According to Vanguard the average company contributes 4% of the employee’s salary to a 401K retirement account. Adding a 6.2% normal social security contribution gets us to a total contribution of 10.2% of pay.
In contrast, an SBUSD teacher will have 29.93% of their salary contributed to their retirement this year. That’s 19.73% more than private workers are given. If a private worker was so rewarded with contributions to their 401K, over a 30 year career they would likely end up with more than $3 million. A private worker wanting to fund their own retirement equally would need to make about $110,000/year to match the take-home of an SBUSD teacher.
The SBTA contract specifies teachers arrive 30 minutes prior the start of school. With the school day starting at 8:30am and ending about 3pm, and assuming the legally mandated 30 minute lunch period, total contracted work hours are 6 ½ hours per day.
Private industry standard work day is 8 hours, which means teachers have 1 ½ hours a day extra before they reach what private employees just consider “a normal day”. Is asking them to help kids with that time “unpaid work”, or just part of what their job requires for the salary they’re paid?

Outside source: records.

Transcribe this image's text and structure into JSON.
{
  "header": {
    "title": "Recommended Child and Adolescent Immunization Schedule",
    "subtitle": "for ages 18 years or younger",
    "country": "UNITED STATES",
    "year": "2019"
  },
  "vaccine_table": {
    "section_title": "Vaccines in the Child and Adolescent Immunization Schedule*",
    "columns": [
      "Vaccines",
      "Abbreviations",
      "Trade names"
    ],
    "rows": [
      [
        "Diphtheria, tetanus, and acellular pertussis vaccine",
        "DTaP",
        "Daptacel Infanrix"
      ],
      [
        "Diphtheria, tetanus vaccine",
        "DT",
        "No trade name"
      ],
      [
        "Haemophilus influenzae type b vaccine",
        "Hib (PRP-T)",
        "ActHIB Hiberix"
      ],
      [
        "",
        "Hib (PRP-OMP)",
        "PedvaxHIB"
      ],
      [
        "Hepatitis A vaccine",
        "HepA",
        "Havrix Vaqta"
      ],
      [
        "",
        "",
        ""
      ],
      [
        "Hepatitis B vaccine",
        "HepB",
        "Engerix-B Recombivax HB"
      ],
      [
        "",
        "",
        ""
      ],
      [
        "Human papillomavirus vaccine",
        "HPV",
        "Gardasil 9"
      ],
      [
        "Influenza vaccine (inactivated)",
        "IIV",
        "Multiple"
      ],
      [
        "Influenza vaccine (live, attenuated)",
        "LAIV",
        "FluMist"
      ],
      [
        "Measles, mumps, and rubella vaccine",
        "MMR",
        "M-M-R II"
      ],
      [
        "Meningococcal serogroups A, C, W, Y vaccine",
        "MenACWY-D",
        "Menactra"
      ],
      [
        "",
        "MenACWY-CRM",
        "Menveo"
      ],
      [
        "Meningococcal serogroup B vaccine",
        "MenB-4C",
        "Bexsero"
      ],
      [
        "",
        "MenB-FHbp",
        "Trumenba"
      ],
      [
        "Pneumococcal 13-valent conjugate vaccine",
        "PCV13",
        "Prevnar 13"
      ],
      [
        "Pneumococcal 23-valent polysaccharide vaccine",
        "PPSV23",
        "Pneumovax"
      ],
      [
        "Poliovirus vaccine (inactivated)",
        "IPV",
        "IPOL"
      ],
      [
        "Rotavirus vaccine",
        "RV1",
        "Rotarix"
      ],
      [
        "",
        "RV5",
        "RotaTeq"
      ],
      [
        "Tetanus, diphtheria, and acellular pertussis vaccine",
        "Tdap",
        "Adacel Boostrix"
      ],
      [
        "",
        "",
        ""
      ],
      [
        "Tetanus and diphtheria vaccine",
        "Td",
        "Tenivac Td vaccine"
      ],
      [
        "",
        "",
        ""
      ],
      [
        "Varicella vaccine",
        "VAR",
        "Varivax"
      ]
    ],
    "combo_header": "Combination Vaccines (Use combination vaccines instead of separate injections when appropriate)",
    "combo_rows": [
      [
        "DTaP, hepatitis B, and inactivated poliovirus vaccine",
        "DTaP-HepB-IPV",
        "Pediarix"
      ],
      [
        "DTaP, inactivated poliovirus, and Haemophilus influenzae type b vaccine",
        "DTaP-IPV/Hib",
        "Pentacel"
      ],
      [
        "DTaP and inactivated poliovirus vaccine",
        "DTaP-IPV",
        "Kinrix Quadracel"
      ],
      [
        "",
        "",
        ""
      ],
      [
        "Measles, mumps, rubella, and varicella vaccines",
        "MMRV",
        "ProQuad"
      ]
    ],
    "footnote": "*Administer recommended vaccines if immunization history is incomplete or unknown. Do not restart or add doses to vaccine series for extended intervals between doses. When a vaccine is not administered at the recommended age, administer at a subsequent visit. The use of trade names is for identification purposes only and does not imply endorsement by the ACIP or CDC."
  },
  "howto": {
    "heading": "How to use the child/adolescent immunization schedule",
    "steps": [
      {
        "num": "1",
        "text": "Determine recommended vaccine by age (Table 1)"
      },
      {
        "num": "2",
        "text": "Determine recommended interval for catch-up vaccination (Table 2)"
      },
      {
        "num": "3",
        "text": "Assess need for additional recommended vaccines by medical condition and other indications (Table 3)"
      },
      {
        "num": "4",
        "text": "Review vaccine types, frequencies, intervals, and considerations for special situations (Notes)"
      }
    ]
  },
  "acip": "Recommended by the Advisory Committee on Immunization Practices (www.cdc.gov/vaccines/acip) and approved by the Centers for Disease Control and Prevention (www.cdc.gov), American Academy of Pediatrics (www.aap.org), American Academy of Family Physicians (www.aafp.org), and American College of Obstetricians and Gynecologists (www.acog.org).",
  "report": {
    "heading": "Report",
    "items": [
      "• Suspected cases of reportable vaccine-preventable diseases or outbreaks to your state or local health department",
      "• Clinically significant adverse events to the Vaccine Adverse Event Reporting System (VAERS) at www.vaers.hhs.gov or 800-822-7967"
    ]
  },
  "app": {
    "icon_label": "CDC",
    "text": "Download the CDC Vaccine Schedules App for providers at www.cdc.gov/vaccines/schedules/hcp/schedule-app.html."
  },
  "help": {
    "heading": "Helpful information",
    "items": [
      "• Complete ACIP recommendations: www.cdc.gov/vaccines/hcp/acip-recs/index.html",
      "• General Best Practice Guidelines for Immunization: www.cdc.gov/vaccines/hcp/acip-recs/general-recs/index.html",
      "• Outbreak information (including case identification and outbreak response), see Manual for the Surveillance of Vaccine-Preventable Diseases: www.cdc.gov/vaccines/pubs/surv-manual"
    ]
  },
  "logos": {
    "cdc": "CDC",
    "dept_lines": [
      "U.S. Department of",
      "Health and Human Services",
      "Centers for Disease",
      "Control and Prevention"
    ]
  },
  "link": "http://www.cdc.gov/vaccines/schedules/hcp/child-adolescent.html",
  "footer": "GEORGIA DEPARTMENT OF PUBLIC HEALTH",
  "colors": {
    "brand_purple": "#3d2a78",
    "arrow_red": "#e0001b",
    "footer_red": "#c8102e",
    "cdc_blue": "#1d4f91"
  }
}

The SBTA proposal asks for a 15% raise next year and 8% following. If we apply this to the current median of $93,900, in two years a private worker will need to make $134,000 to match the income of an SBUSD teacher.
Past history in California schools has demonstrated increasing teacher pay does nothing to improve education. Shouldn’t the district be looking at what can be done with our education dollars that would help education rather than helping adults?
Pandemic-related reductions in education time created huge learning loss. The work “slowdown” has the potential to do the same. When did it become acceptable to do damage to our kids for personal financial gain?
Do the kids walking out now know the details of a teacher’s current compensation and work schedule? Have they asked their parents how that compares to theirs?
The key question is this. Do we spend education dollars increasing the size of paychecks for adults, or improving education for kids?
Santa Barbara parents know what they value, these are just facts to help in that decision. Parents need to decide whether higher pay for adults is more valuable to them than improving the education of their kids.
Joe Biden says “don’t tell me what you value, show me your budget and I’ll tell you what you value.”
Todd Maddison is the Director of Research for Transparent California, a founding member of the Parent Association advocacy group, and a longtime activist in improving K-12 education.